The couple has also hired several pet talkers, or animal psychics, who say they can communicate with a pet over the phone and help owners understand it. But still no luck, said Sidhu.
“It's hard to know if it's useful,” he said.

Rover, a dog-watching company, was initially helpful, offering to pay for fliers and searching local websites for Mushie, Sidhu said. The company said that the striker will help them look after Mushie. But when they got to him a few days later, the dog keeper said he couldn't track Mushie, Sidhu said, because he was watching another group of dogs.

Sidhu, who works as a civil servant, said he felt Rover didn't do enough to find the dog and only removed the dog handler who lost Mushie from his property after KTLA-TV reached out to Rover for comment.

In a statement sent to The Times, Rover said it had taken several steps to try to find Mushie.

“To support search efforts, we have offered a large reward for information that leads to reuniting Mushie with her family, posted on online pet-finding websites that send alerts directly to local shelters and veterinarians, and reach out to members of our veterinary community. in the area,” said Rover in a statement.
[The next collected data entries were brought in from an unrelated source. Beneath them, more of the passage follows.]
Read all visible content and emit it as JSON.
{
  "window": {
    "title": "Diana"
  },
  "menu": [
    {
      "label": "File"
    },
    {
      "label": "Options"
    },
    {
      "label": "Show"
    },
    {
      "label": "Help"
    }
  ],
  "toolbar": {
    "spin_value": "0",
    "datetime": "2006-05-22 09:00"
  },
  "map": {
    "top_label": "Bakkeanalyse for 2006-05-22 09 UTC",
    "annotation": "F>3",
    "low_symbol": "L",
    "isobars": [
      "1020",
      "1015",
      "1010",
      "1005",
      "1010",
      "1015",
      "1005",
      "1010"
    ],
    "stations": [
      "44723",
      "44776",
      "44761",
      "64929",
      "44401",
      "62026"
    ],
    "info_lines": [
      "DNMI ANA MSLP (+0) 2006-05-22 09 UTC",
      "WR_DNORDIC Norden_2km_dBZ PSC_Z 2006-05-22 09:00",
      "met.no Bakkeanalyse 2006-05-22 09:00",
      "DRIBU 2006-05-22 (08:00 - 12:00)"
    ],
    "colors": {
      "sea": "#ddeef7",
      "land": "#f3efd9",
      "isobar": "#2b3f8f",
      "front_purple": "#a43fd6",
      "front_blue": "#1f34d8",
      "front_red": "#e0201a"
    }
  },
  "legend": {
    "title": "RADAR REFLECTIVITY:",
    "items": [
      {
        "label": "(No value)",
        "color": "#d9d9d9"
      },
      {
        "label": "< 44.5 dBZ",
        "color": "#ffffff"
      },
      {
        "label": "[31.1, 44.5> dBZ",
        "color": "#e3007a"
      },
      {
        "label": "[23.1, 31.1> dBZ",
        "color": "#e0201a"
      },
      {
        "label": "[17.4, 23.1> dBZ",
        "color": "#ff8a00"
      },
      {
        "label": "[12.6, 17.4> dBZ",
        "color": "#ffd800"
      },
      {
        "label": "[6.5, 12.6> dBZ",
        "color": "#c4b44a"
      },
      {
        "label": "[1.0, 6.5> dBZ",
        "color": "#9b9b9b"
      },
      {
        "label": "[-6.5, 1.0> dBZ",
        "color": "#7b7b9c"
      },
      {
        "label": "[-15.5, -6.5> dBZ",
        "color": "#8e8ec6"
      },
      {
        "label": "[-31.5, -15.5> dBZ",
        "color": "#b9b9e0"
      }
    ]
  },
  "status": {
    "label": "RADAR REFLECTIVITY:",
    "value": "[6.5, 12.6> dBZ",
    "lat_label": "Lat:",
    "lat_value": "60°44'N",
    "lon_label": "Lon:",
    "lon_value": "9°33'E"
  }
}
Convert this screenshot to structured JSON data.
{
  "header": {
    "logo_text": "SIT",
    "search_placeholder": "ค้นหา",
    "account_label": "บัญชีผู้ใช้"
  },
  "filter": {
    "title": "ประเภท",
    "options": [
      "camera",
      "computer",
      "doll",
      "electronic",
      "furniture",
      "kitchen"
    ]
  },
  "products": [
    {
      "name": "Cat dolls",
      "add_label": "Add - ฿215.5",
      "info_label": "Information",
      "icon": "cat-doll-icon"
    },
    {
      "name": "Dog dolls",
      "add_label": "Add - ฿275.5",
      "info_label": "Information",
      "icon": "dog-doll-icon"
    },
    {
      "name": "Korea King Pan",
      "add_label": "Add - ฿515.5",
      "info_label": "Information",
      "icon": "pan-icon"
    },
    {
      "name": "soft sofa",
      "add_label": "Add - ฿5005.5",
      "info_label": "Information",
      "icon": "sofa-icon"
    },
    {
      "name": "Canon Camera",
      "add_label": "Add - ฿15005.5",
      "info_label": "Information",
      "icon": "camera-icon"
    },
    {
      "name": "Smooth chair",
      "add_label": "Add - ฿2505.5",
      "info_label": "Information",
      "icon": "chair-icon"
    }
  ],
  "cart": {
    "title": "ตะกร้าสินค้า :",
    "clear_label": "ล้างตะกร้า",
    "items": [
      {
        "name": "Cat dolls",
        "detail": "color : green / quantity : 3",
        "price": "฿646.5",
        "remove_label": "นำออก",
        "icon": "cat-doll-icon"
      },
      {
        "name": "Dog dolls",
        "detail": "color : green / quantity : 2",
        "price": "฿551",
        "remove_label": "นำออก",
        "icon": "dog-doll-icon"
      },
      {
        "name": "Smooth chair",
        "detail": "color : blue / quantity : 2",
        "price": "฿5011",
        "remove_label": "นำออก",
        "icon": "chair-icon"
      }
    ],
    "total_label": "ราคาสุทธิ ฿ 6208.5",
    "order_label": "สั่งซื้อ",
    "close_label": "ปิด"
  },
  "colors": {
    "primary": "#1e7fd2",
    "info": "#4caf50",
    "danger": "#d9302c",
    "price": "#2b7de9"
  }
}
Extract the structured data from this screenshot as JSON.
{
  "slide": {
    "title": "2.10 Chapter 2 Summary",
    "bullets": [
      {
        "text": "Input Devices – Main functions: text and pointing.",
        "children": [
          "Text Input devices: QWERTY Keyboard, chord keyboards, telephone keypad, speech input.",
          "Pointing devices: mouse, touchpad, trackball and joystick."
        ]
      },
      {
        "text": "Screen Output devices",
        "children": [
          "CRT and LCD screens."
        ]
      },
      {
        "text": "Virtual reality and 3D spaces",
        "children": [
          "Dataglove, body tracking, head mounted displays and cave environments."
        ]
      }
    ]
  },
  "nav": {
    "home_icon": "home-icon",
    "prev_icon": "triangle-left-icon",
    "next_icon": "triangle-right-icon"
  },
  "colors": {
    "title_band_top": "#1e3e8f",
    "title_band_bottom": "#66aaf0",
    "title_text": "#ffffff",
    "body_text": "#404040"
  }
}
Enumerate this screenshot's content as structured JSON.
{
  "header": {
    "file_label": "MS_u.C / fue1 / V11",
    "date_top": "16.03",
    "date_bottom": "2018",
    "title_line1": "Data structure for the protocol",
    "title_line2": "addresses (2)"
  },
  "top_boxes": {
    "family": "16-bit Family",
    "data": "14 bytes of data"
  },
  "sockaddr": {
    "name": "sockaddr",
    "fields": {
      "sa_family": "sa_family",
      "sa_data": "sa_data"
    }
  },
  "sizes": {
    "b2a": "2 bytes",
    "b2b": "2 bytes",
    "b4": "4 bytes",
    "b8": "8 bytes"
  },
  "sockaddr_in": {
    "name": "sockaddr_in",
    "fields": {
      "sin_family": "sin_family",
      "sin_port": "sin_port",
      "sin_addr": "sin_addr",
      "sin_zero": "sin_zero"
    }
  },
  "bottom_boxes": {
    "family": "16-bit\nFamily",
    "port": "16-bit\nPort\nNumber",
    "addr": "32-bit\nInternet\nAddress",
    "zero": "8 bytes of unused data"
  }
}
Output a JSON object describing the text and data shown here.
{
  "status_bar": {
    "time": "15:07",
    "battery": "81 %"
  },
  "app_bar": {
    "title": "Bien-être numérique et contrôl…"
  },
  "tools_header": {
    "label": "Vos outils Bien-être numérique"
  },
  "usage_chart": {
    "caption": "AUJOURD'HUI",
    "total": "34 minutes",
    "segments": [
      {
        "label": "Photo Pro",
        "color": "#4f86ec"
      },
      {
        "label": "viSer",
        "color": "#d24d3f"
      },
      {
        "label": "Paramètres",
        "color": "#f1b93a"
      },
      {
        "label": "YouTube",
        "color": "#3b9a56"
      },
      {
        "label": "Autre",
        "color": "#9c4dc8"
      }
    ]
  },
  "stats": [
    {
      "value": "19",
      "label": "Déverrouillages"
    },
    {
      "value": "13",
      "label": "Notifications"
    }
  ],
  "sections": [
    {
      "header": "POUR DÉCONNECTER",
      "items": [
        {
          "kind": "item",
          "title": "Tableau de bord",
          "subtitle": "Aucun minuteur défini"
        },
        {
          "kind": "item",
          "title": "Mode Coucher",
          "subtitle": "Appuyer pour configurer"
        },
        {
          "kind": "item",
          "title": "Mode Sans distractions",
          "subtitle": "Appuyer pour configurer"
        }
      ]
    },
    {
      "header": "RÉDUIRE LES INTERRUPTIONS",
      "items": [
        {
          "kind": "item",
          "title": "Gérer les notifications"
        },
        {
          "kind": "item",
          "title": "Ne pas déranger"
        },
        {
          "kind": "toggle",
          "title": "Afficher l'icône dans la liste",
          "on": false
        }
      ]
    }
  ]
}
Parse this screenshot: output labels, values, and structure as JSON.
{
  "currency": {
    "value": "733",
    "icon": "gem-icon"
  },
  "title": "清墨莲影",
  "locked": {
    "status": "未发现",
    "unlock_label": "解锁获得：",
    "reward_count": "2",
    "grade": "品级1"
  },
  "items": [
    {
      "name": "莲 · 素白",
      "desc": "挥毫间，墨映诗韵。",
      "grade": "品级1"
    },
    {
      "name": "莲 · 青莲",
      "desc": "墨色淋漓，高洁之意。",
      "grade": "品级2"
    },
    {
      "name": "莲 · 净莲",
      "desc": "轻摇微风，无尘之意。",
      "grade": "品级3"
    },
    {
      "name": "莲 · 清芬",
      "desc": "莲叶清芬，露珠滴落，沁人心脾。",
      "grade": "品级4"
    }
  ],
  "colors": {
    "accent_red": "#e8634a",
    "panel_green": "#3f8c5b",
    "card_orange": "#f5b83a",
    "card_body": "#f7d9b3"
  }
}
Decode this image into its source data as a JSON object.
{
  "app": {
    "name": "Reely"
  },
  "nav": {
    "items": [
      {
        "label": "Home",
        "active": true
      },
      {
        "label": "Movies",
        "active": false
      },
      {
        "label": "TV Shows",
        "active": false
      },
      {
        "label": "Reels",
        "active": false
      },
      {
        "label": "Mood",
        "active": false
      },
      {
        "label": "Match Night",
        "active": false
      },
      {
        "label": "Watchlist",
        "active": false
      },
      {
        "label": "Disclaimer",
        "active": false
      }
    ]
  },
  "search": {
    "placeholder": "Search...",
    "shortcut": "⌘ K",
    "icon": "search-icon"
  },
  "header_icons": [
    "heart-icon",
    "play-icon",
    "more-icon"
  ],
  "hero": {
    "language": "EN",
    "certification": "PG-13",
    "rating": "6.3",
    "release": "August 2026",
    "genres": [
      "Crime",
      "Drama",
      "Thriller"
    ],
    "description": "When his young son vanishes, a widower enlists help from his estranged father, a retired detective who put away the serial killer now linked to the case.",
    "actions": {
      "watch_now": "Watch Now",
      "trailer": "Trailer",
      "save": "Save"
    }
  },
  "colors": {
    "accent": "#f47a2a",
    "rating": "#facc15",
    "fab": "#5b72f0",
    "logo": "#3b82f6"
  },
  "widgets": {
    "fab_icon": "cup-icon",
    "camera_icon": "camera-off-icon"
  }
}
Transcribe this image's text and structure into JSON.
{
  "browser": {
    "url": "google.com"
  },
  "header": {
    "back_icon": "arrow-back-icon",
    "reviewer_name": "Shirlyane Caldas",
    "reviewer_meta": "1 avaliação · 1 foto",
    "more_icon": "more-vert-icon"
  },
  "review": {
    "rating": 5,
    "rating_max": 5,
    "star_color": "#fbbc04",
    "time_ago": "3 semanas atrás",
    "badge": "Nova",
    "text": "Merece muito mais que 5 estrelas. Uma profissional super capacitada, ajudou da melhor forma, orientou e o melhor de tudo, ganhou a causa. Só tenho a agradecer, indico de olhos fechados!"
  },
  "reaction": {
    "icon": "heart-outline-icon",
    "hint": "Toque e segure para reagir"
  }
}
Since the dog disappeared, Sidhu and Casey have reached out to every vet, pet store, library, school and shelter in the area, hoping that their dog will turn up, or that someone will see the hundreds of planes that have left them over the past two months. . They spend weekends and evenings after work looking for him, and have vowed to go door-to-door until they reach every house in the San Fernando Valley to find him, Sidhu said.

Sidhu also had to fend off scam calls from people pretending to own his dog and demanding reward money. Some callers threaten to keep the dog or run Mushie over with their car. Others make fun of him for barking on the phone, he said.

“We got bad calls and had bad communication, but we met more good, kind people than bad,” he said. “So we hope that the right person will help us with Mushie.”

Another thing that the couple is afraid of is that Mushie is staying by himself and waiting for them to come and rescue him, said Sidhu.

“One thing we can't control is our actions, our effort,” he said, “We can't let him go.”